Assessment of Somatic Mosaicism as a Biomarker of Aging

Random mutations in stem cells lead to a pattern of mutations throughout the tissue supported by those stem cells, as daughter cells are imprinted with a particular combination of mutations based on the ancestor stem cell and the timing of cell division versus timing of mutations. In principle, one can take a sample of somatic cells and reverse engineer the progression of mutations in the underlying stem cell and progenitor cell populations from the variety and combination of mutations observed in the sample. That progression can then be used as the basis for a measure of chronological or biological age, a novel form of aging clock to join the many others derived from age-related changes in biological data.

Biological age is typically estimated using biomarkers whose states have been observed to correlate with chronological age. A persistent limitation of such aging clocks is that it is difficult to establish how the biomarker states are related to the mechanisms of aging. Somatic mutations could potentially form the basis for a more fundamental aging clock since the mutations are both markers and drivers of aging and have a natural timescale. Cell lineage trees inferred from these mutations reflect the somatic evolutionary process and thus, it has been conjectured, the aging status of the body. Such a timer has been impractical thus far, however, because detection of somatic variants in single cells presents a significant technological challenge.

Here we show that somatic mutations detected using single-cell RNA sequencing (scRNAseq) from hundreds of cells can be used to construct a cell lineage tree whose shape correlates with chronological age. De novo single-nucleotide variants (SNVs) are detected in human peripheral blood mononuclear cells using a modified protocol. Penalized multiple regression is used to select from over 30 possible metrics characterizing the shape of the phylogenetic tree resulting in a Pearson correlation of 0.8 between predicted and chronological age and a median absolute error less than 6 years.
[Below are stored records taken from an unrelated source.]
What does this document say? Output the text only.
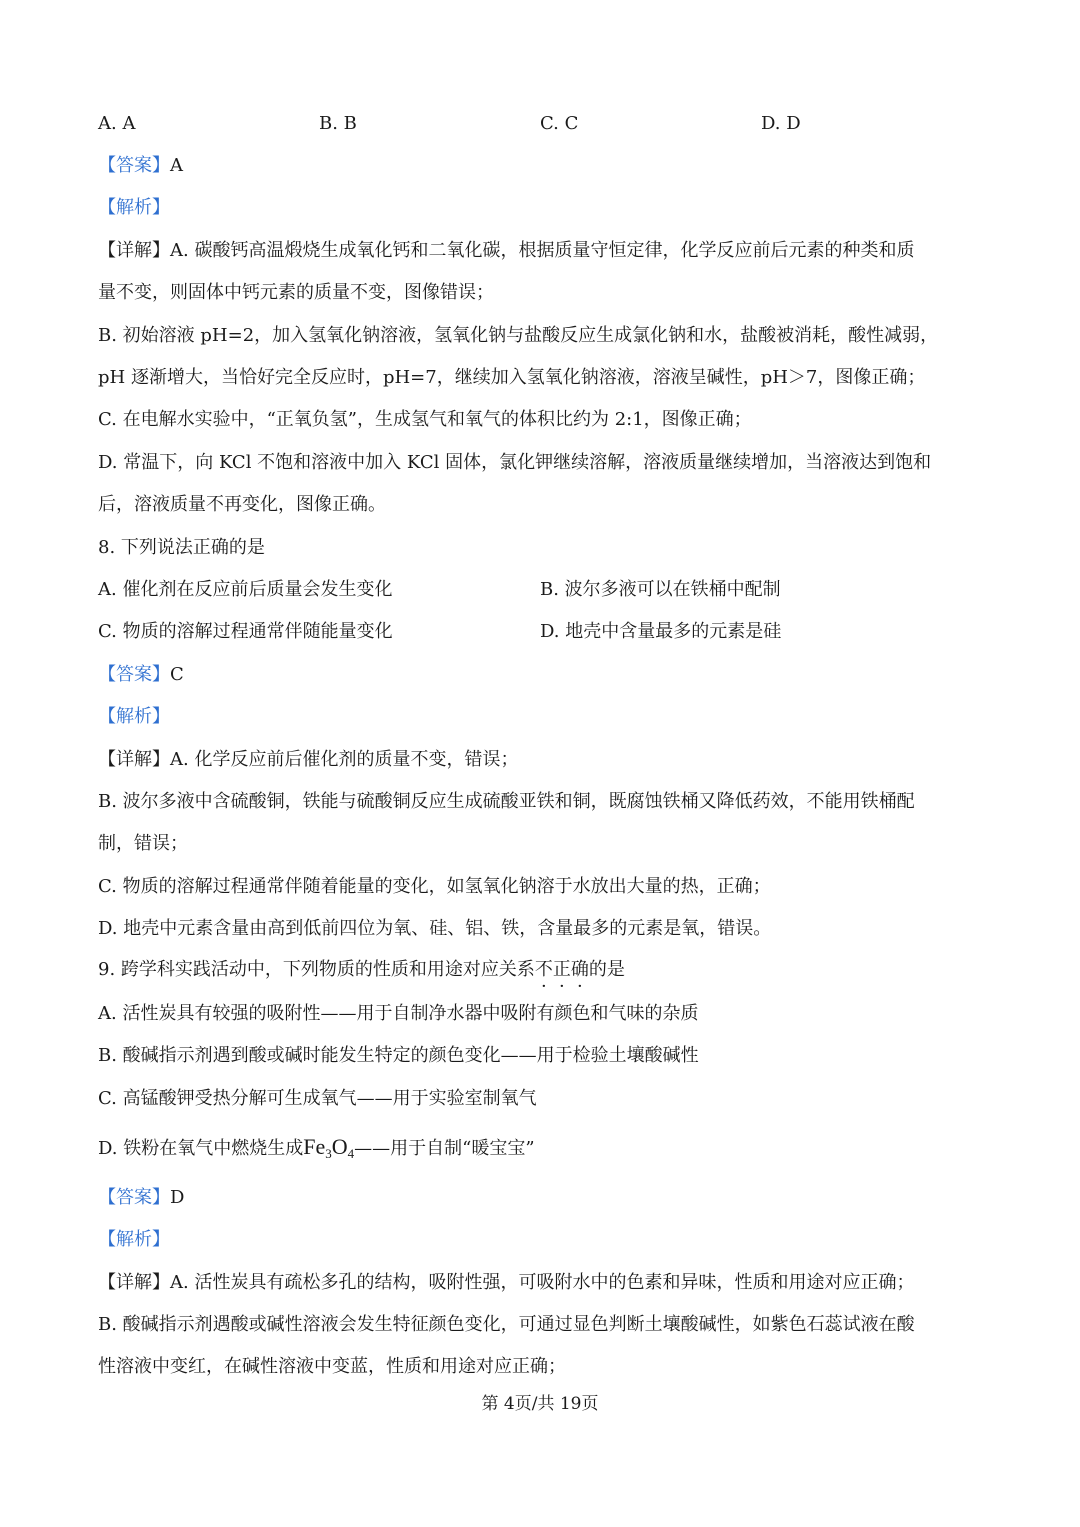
A. A	B. B	C. C	D. D
【答案】A
【解析】
【详解】A. 碳酸钙高温煅烧生成氧化钙和二氧化碳，根据质量守恒定律，化学反应前后元素的种类和质
量不变，则固体中钙元素的质量不变，图像错误；
B. 初始溶液 pH=2，加入氢氧化钠溶液，氢氧化钠与盐酸反应生成氯化钠和水，盐酸被消耗，酸性减弱，
pH 逐渐增大，当恰好完全反应时，pH=7，继续加入氢氧化钠溶液，溶液呈碱性，pH＞7，图像正确；
C. 在电解水实验中，“正氧负氢”，生成氢气和氧气的体积比约为 2:1，图像正确；
D. 常温下，向 KCl 不饱和溶液中加入 KCl 固体，氯化钾继续溶解，溶液质量继续增加，当溶液达到饱和
后，溶液质量不再变化，图像正确。
8. 下列说法正确的是
A. 催化剂在反应前后质量会发生变化	B. 波尔多液可以在铁桶中配制
C. 物质的溶解过程通常伴随能量变化	D. 地壳中含量最多的元素是硅
【答案】C
【解析】
【详解】A. 化学反应前后催化剂的质量不变，错误；
B. 波尔多液中含硫酸铜，铁能与硫酸铜反应生成硫酸亚铁和铜，既腐蚀铁桶又降低药效，不能用铁桶配
制，错误；
C. 物质的溶解过程通常伴随着能量的变化，如氢氧化钠溶于水放出大量的热，正确；
D. 地壳中元素含量由高到低前四位为氧、硅、铝、铁，含量最多的元素是氧，错误。
9. 跨学科实践活动中，下列物质的性质和用途对应关系不正确的是
A. 活性炭具有较强的吸附性——用于自制净水器中吸附有颜色和气味的杂质
B. 酸碱指示剂遇到酸或碱时能发生特定的颜色变化——用于检验土壤酸碱性
C. 高锰酸钾受热分解可生成氧气——用于实验室制氧气
D. 铁粉在氧气中燃烧生成$Fe_3O_4——$用于自制“暖宝宝”
【答案】D
【解析】
【详解】A. 活性炭具有疏松多孔的结构，吸附性强，可吸附水中的色素和异味，性质和用途对应正确；
B. 酸碱指示剂遇酸或碱性溶液会发生特征颜色变化，可通过显色判断土壤酸碱性，如紫色石蕊试液在酸
性溶液中变红，在碱性溶液中变蓝，性质和用途对应正确；
第 4页/共 19页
The geometry of the cell lineage tree records the structure of somatic evolution in the individual and represents a new modality of aging timer. In addition to providing a single number for biological age, it unveils a temporal history of the aging process, revealing how clonal structure evolves over life span. This complements existing aging clocks and may help reduce the current uncertainty in the assessment of geroprotective trials.

Link: https://doi.org/10.1101/2022.12.14.520419

Comments

I am skeptical that the rate of somatic cell mutations can be a reliable marker for *reversed* aging. Also we don't really know how harmful are those mutations. Most of them seem harmless.